Hilir cinta tak akan ke mana-mana selain bermuara di akhir perjalanannya. Terbendung di tempat yang sama dengan harapan bisa bertahan untuk waktu yang lama. Perasaaan ini benar-benar nyata, hari-hari yang telah terlewati adalah buktinya. Kehangatan dan semua rasa nyaman yang masih singgah dalam waktu yang lama itu seolah membuat dua hati ini menerka-nerka, apakah ini yang namanya cinta sejati?
Sebuah pertanyaan dengan nihil jawaban. Lagi, tak ada yang tau apa arti cinta sejati. Jika kata tanya ini muncul dalam sebuah percakapan, maka perasaan ragu selalu memeluk satu hati. Tak bisa disalahkan, karena memang, dunia tidak pernah memberi kata sejati itu dengan percuma. Bahkan, mungkin, tak ada yang merasakannya.
Harapan memang selalu ada saat menaburkan kata-kata romantis dalam sebuah hubungan, sejati adalah kata yang sangat manis dan terdengar penuh sayang. Namun, tidak untuk dirinya, Freen tak pernah sekalipun mengartikan semua jalan cerita cintanya merupakan cinta sejati. Dia juga tak berharap untuk mengejar kata itu. Yang mana semulanya, dia hanyalah seorang pendamba cinta yang menundukkan hatinya sebagai pemberi cinta yang tulus.
Tulus?
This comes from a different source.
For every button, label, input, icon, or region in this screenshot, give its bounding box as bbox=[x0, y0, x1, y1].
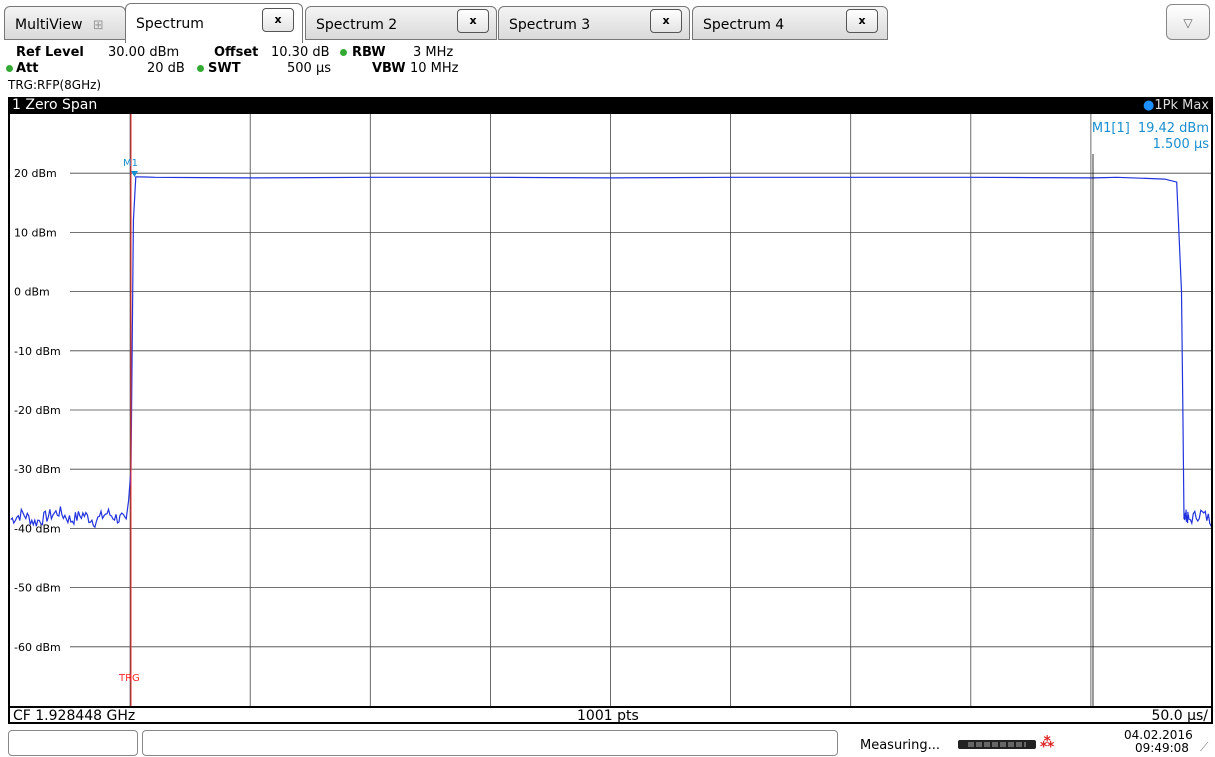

Itu sebuah kata yang sangat putih, dan terkesan hambar. Freen menyukai kata ini dari awal kisah cinta ini terbentuk. Dia mencintai Becca dari lubuk hatinya yang paling dalam, Freen tidak berharap apapun pada waktu yang terbentang di depannya melainkan hanya terselip rasa ingin untuk memberikan cinta yang terbaik untuk pasangannya ini.
Kasarnya, dia tak masalah jika waktu menghianatinya nanti.
Namun itu dulu, saat awal mula semua terbentuk, dia pasrah dan hanya menerima saja takdir yang diberikan.
Sekarang? Freen tak ingin menjalani cinta yang tulus lagi, karena rasa cinta di hatinya sungguh tak bisa dia bendung dalam kesabaran akan semua nasib yang dia jalani. Freen menjadi seseorang yang menginginkan lebih akan cinta, bahkan hatinya sekarang sedang meraung untuk diberikan cinta sejati itu.
Suasana masih sunyi, matahari pun belum menyapa bagian bumi ini. Tatapan nan lembut dari mata yang bersinar halus itu sedang menatap paras tenang yang tertidur karena kelelahan. Freen memeluk Becca di bawah selimut itu, dia tersenyum lembut, perasaan cinta itu amat terasa dalam dirinya. Namun, rasa itu sekarang tercampur, tidak hanya perasaan senang dan bahagia, tapi ada perasaan lainnya yang menganggu sang pemilik hati itu.
Freen sudah melewati hampir lima tahun kehidupan dengan jantung Saint yang memang masih berdetak kuat ini. Tapi, belakangan ini dia juga merasakan sakit yang tak bisa dia tahan. Entah apa masalahnya, tapi Freen berhasil menahan semua sakit itu dengan senyuman saja. Dia masih tak ingin berbagi semua itu pada wanita yang dia peluk ini, sebab melihat Becca khawatir hanya akan menambah dirinya kesulitan untuk menahan rasa nyeri yang kadang-kadang seperti terbakar ini.
Bagi Freen, senyum dan mata yang berbinar dari Becca adalah energi untuk dirinya menjalani hidup. Jika tangis yang dia hadapi, hati itu akan kian memburuk. Freen tak ingin mempersingkat hidup dengan semua kemurungan itu.
Sudah dikatakan sebelumnya bukan, jika Freen ingin cinta sejati? Itu mustahil, memang.
Tapi, sekarang perasaan itu hadir dalam diri Freen, dia menjadi seorang yang rakus akan waktu, Freen ingin hidup selama Becca hidup. Dia ingin menemani Becca sampai dipenghujung sisa waktu kehidupan mereka, Freen tak bisa menghentikan perasaan ini, dia akhirnya berdoa dengan kata yang sama seperti Saint dulu.
Aku ingin bersamanya, selamanya.
Freen tak kuasa menahan tangis, air mata itu mengalir begitu saja jatuh ke atas bantal putih yang dia gunakan. Senyuman itu masih sangat lembut, dia berkedip perlahan dan akhirnya mencium kening Becca dengan pelan dan cukup lama dengan mata yang terpejam.